Eat this, don’t eat that. It’s good for you; now, it’s not. Exercise, but not too much, and not too little…
Yikes! We all wish there were concrete answers to the question of diet and exercise choices as they relate to breast cancer. We would love to say, to prevent or cure breast cancer all you have to do is practice yoga for 20 minutes every day, have a serving of broccoli for dinner, and pop vitamin X.
Unfortunately, we don’t have that specific of answers at this time.
While there is no convincing evidence that a specific food, food group, or supplement can prevent, cure, or cause breast cancer, that doesn’t mean there isn’t anything we can do to decrease our risk of diagnosis and recurrence.
Breast Cancer: Changing Your Lifestyle Choices
There are three lifestyle choices that we can say – with some confidence – that may reduce your risk of breast cancer, improve your odds of survival if you are diagnosed, as well as help prevent other illnesses.
Engage in Weight Management
Overweight and obese women – defined as having a body mass index (BMI) that is more than 25 have a higher risk of being diagnosed with breast cancer compared to women who maintain a healthy weight, especially after menopause. Being overweight also may increase the risk of breast cancer recurrence.

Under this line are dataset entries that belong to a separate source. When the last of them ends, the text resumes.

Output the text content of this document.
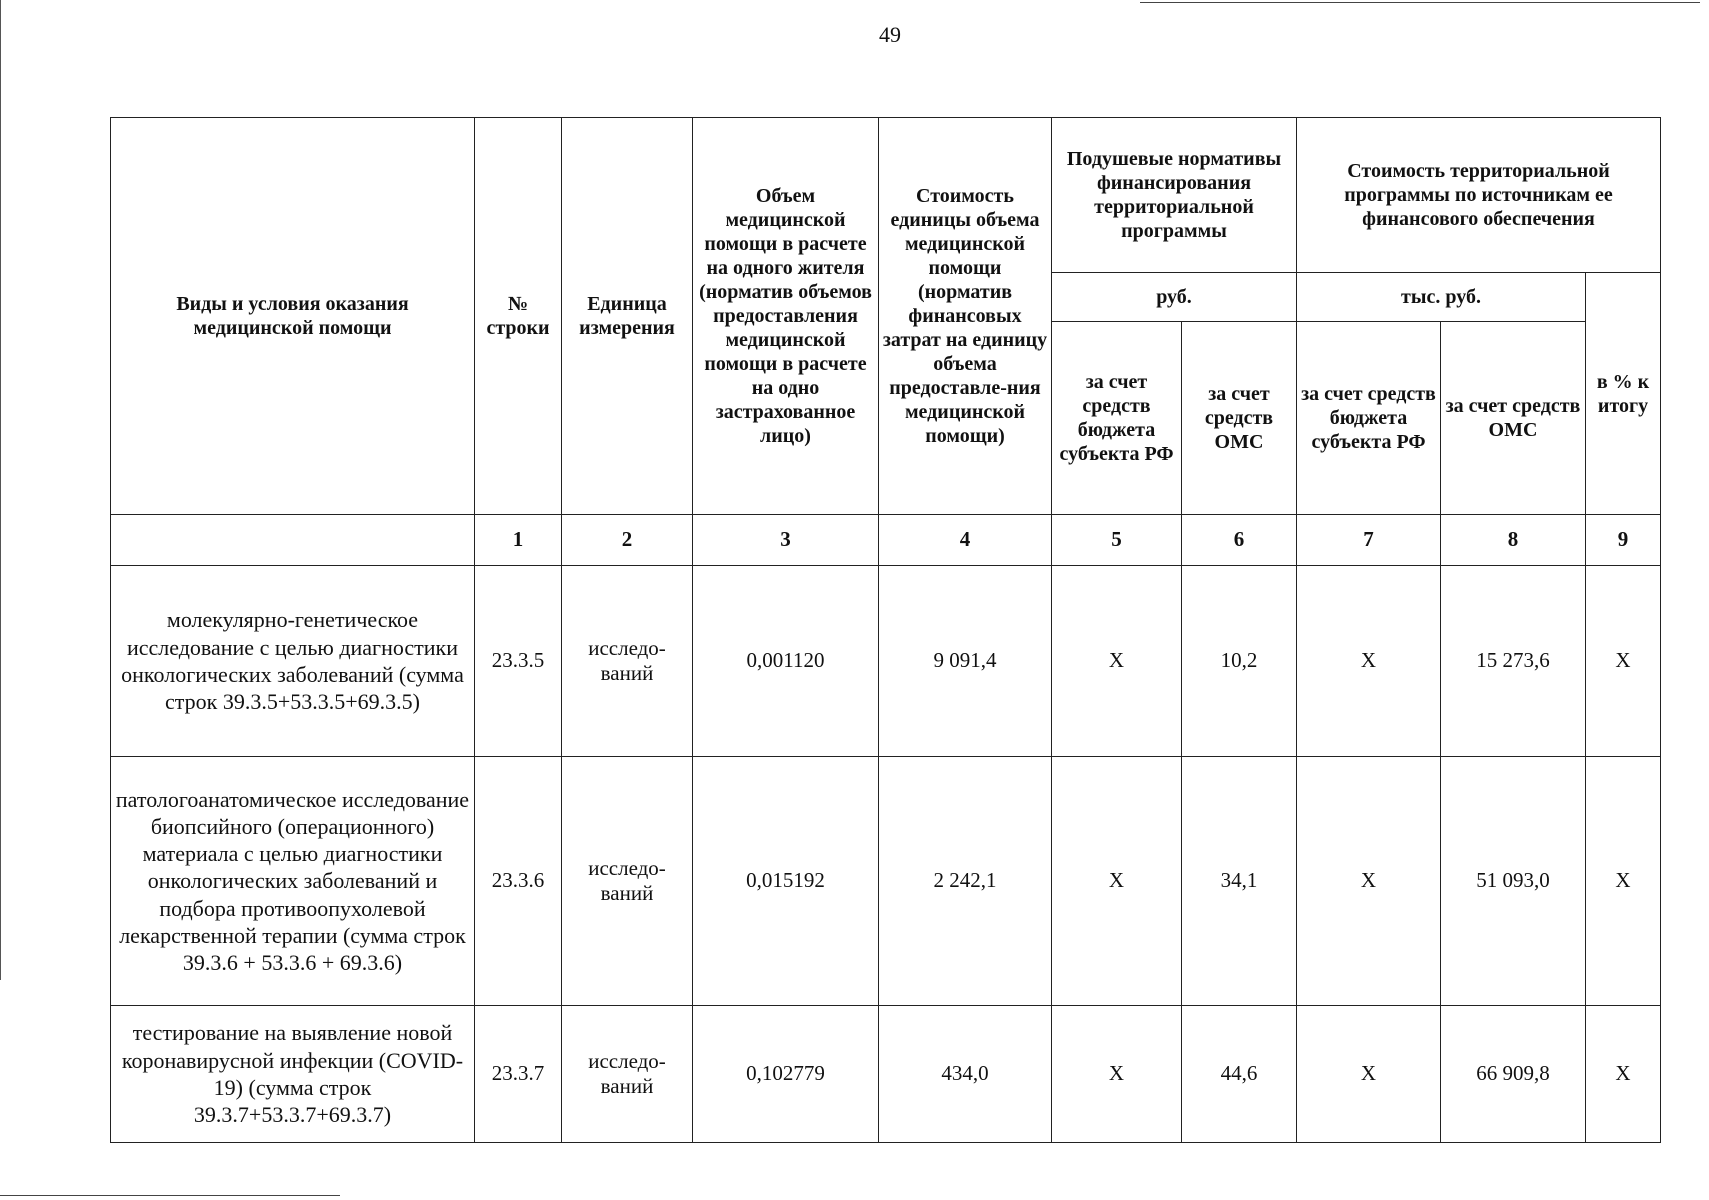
49
Виды и условия оказания медицинской помощи	№ строки	Единица измерения	Объем медицинской помощи в расчете на одного жителя (норматив объемов предоставления медицинской помощи в расчете на одно застрахованное лицо)	Стоимость единицы объема медицинской помощи (норматив финансовых затрат на единицу объема предоставле-ния медицинской помощи)	Подушевые нормативы финансирования территориальной программы		Стоимость территориальной программы по источникам ее финансового обеспечения		
					руб.		тыс. руб.		в % к итогу
					за счет средств бюджета субъекта РФ	за счет средств ОМС	за счет средств бюджета субъекта РФ	за счет средств ОМС	
	1	2	3	4	5	6	7	8	9
молекулярно-генетическое исследование с целью диагностики онкологических заболеваний (сумма строк 39.3.5+53.3.5+69.3.5)	23.3.5	исследо-ваний	0,001120	9 091,4	X	10,2	X	15 273,6	X
патологоанатомическое исследование биопсийного (операционного) материала с целью диагностики онкологических заболеваний и подбора противоопухолевой лекарственной терапии (сумма строк 39.3.6 + 53.3.6 + 69.3.6)	23.3.6	исследо-ваний	0,015192	2 242,1	X	34,1	X	51 093,0	X
тестирование на выявление новой коронавирусной инфекции (COVID-19) (сумма строк 39.3.7+53.3.7+69.3.7)	23.3.7	исследо-ваний	0,102779	434,0	X	44,6	X	66 909,8	X
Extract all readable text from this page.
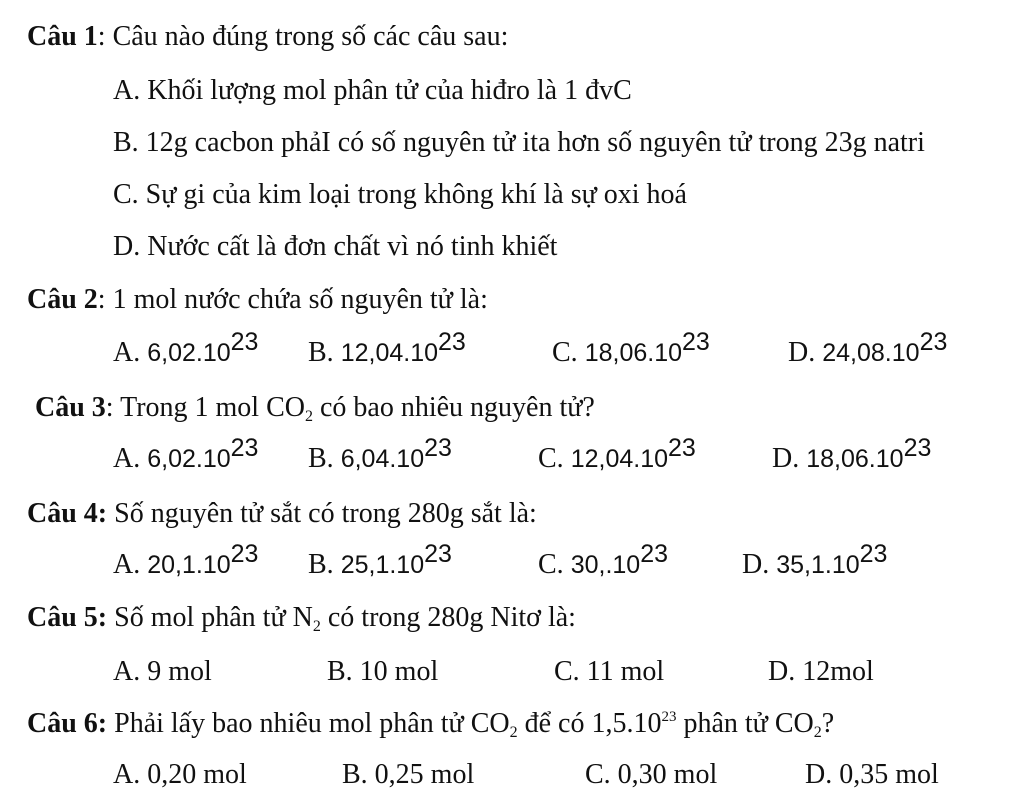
Câu 1: Câu nào đúng trong số các câu sau:
A. Khối lượng mol phân tử của hiđro là 1 đvC
B. 12g cacbon phảI có số nguyên tử ita hơn số nguyên tử trong 23g natri
C. Sự gi của kim loại trong không khí là sự oxi hoá
D. Nước cất là đơn chất vì nó tinh khiết
Câu 2: 1 mol nước chứa số nguyên tử là:
A. 6,02.10$^{23}$ B. 12,04.10$^{23}$	C. 18,06.10$^{23}$	D. 24,08.10$^{23}$
Câu 3: Trong 1 mol $CO_2$ có bao nhiêu nguyên tử?
A. 6,02.10$^{23}$ B. 6,04.10$^{23}$	C. 12,04.10$^{23}$	D. 18,06.10$^{23}$
Câu 4: Số nguyên tử sắt có trong 280g sắt là:
A. 20,1.10$^{23}$ B. 25,1.10$^{23}$	C. 30,.10$^{23}$	D. 35,1.10$^{23}$
Câu 5: Số mol phân tử $N_2$ có trong 280g Nitơ là:
A. 9 mol	B. 10 mol	C. 11 mol	D. 12mol
Câu 6: Phải lấy bao nhiêu mol phân tử $CO_2$ để có 1,5.10$^{23}$ phân tử $CO_2$?
A. 0,20 mol	B. 0,25 mol	C. 0,30 mol	D. 0,35 mol
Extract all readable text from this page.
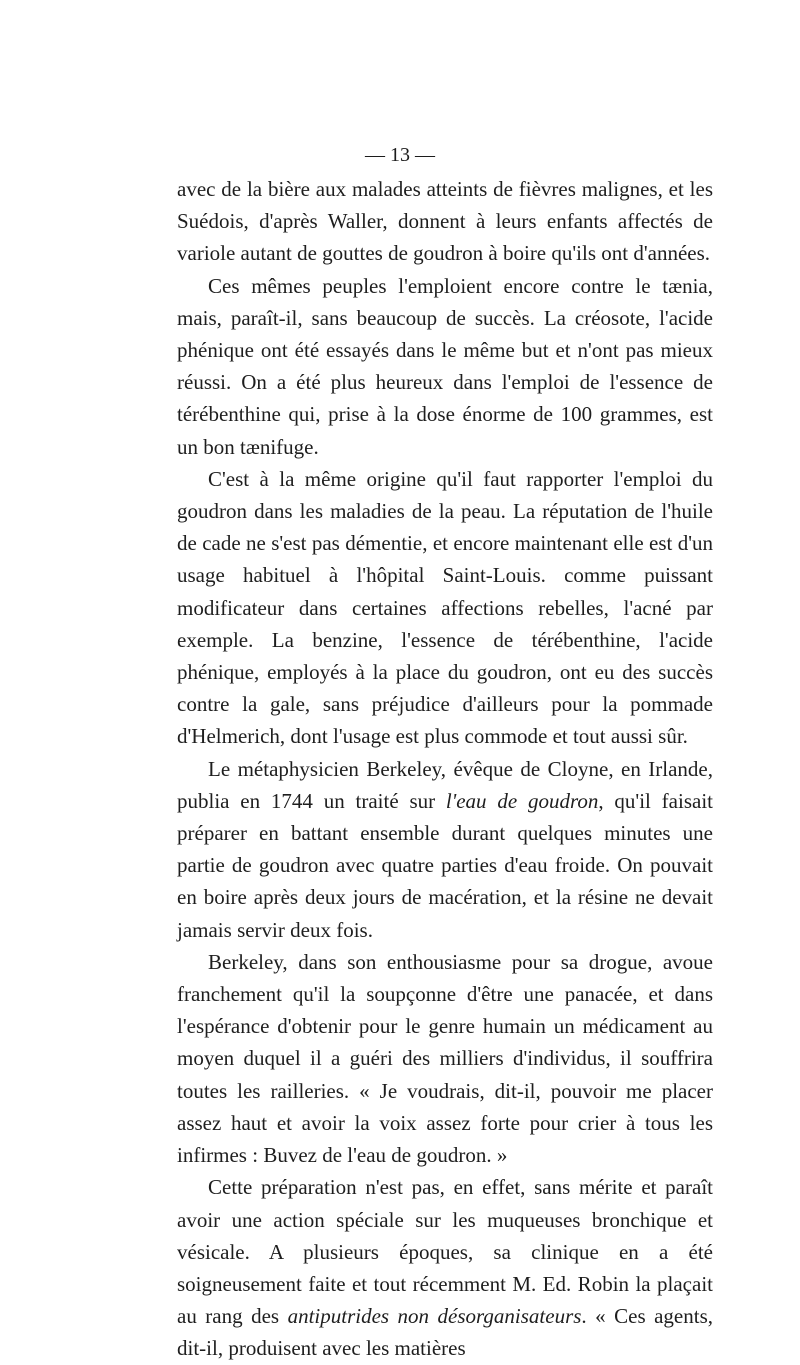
— 13 —

avec de la bière aux malades atteints de fièvres malignes, et les Suédois, d'après Waller, donnent à leurs enfants affectés de variole autant de gouttes de goudron à boire qu'ils ont d'années.

Ces mêmes peuples l'emploient encore contre le tænia, mais, paraît-il, sans beaucoup de succès. La créosote, l'acide phénique ont été essayés dans le même but et n'ont pas mieux réussi. On a été plus heureux dans l'emploi de l'essence de térébenthine qui, prise à la dose énorme de 100 grammes, est un bon tænifuge.

C'est à la même origine qu'il faut rapporter l'emploi du goudron dans les maladies de la peau. La réputation de l'huile de cade ne s'est pas démentie, et encore maintenant elle est d'un usage habituel à l'hôpital Saint-Louis. comme puissant modificateur dans certaines affections rebelles, l'acné par exemple. La benzine, l'essence de térébenthine, l'acide phénique, employés à la place du goudron, ont eu des succès contre la gale, sans préjudice d'ailleurs pour la pommade d'Helmerich, dont l'usage est plus commode et tout aussi sûr.

Le métaphysicien Berkeley, évêque de Cloyne, en Irlande, publia en 1744 un traité sur l'eau de goudron, qu'il faisait préparer en battant ensemble durant quelques minutes une partie de goudron avec quatre parties d'eau froide. On pouvait en boire après deux jours de macération, et la résine ne devait jamais servir deux fois.

Berkeley, dans son enthousiasme pour sa drogue, avoue franchement qu'il la soupçonne d'être une panacée, et dans l'espérance d'obtenir pour le genre humain un médicament au moyen duquel il a guéri des milliers d'individus, il souffrira toutes les railleries. « Je voudrais, dit-il, pouvoir me placer assez haut et avoir la voix assez forte pour crier à tous les infirmes : Buvez de l'eau de goudron. »

Cette préparation n'est pas, en effet, sans mérite et paraît avoir une action spéciale sur les muqueuses bronchique et vésicale. A plusieurs époques, sa clinique en a été soigneusement faite et tout récemment M. Ed. Robin la plaçait au rang des antiputrides non désorganisateurs. « Ces agents, dit-il, produisent avec les matières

- Focus on a plant-based diet, filled with nutrient-rich produce, whole grains, nuts, beans, seeds, and legumes. These choices provide fiber that can fill you up at a low-calorie cost.
- Meet with a registered dietitian to help set individualized, realistic, achievable, and maintainable goals.
- Try the American Institute for Cancer Research’s action plan for weight management.
One component to achieving a healthy body weight is regular exercise. According to findings from the Women’s Health Initiative, women who want to significantly decrease their breast cancer risk are encouraged to exercise regularly.
- Make a commitment to being active – every day!
- If you’re not used to doing much activity, start by working toward 30 minutes of moderate activity each day – remember something is better than nothing.
- For maximum health benefits, scientists recommend that we aim for (Source: American Institute for Cancer Research):
- 60 minutes or more of moderate activity every day, or
- 30 minutes or more of vigorous activity. Vigorous activity may include: Jogging or running, swimming laps, or playing singles tennis.
- Consider adding strength training into your routine.
Limit Alcohol Use
Another lifestyle change that has been shown to reduce breast cancer risk is minimizing, or even eliminating alcohol consumption. For more information, check out this Q&A from the Academy of Nutrition and Dietetics.
- If you don’t drink, don’t start.
- If you choose to drink, limit consumption of alcohol to no more than one drink per day (for women), two (for men). One serving = 12oz of beer, 5 oz of wine, or 1 ½ oz of hard liquor.
- People who are at particularly high risk for cancer should talk to their doctor about not drinking alcohol, or further limiting the amount they drink to help reduce their risk.
While these recommendations may not sound like anything new, I hope they serve as a reminder that sometimes we first must go “back to the basics.” While there are factors like genetics and the environment that we don’t have control over, one of the greatest benefits of healthy food choices and exercise is that you actually have some control.
- Are you eating 5-9 servings of fruits and vegetable every day? You can control this.
- When was the last time you heard yourself say, “I don’t have time for exercise,” or even, “I don’t have time to eat healthy!” You can control this.
It’s important to throw away the excuses for not eating healthy and exercising, and start coming up with solutions on how to work the basics back into your life!
If doing all these things, don’t give up. Know you’re on the right track to taking control of what YOU have control over.
Jennifer May, RD, CD, is a registered dietician at the University of Vermont Cancer Center.